The students in the groups made friends. Soon coming to BodyChance was not just about learning, it was about transitioning acquaintances into friendships. Based on these observations, we decided to try out a radical re-structure of our learning program. At the time of the experiment, BodyChance group sessions were for 2 hours. We cut them down to 90 minutes - but wait - we then added 30 minutes for tea and chat with the teacher. I gritted my teeth and waited for the complaints about lost learning time to come pouring in…

No-one complained. Not one. In fact - the opposite was true! We got feedback about how much people liked having this “social time.” We paid our teachers the same, but now their job was just to sit there, have tea, and chat with their students.

Tell me - how could you do that?

As I wrote yesterday, people want to belong, they want to feel they are part of something. Of course your devoted students will come lesson after lesson - they don’t need any additional inducements. I am not talking about those people. I am talking about the students who are “kinda” interested. They are not highly motivated to come, so they are easily distracted by events outside of your lessons.

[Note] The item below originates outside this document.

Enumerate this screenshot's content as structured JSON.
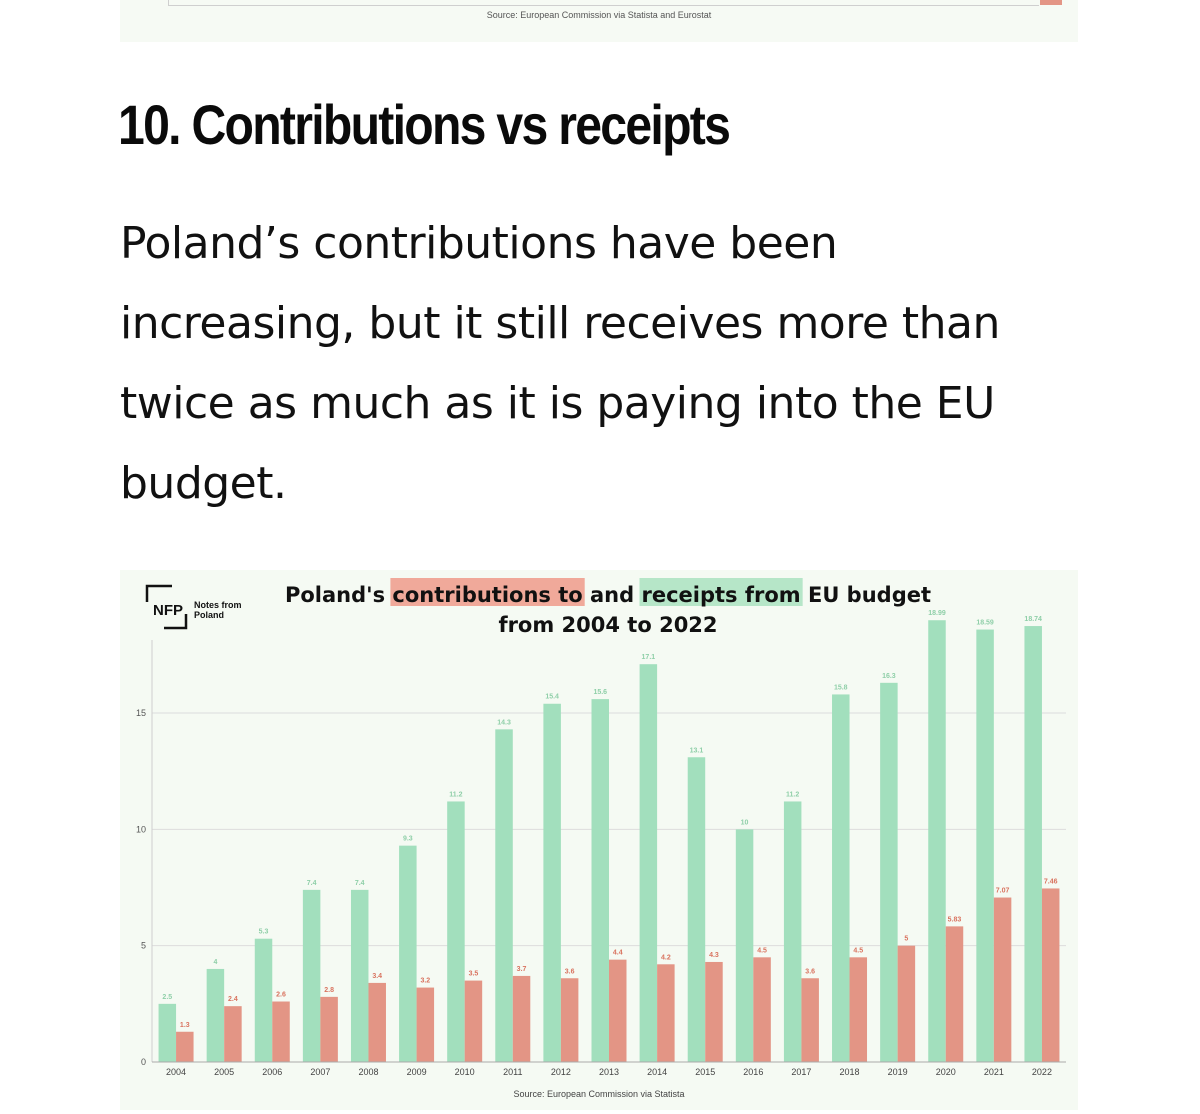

Your job is to make their visits to you one of the highlights of their week. Why not enhance their experience with some “meet my students” events where they get to chat with other people who understand what they are struggling with in lessons. Take them bowling, and a coffee shop after. They can pay costs - you offer your time and expertise for free. Hey - it might even be fun for you too!

Insist on it when they join. Nod your head seriously, give a few authentic reasons (there are plenty) so you get them to sign on to it at least once. Initially, people are resistant to meet strangers, but once you break the ice with them, it could be a welcome weekly/monthly oasis in their stressful lives.

One more radical option that Kit Racette shared on my FaceBook page recently: ditch the private lessons! Move to a “groups only” practise. In fact, we did exactly that at BodyChance. Of course “private lessons” are still available, but now they are a premium service, not included in the “standard” package. Of course, you may find this concept ideologically challenging, so how about experimenting with a mix of the two?

Or not. Maybe there is another way you can do this?

I’d love you to share on FaceBook if you already have some system to answer your student’s deeper need to belong… These “borderline” students make the difference between a struggling practise and a successful one. You want to figure out how you can create a “place” that they want to keep visiting.

What can you do to make them coming to you fun?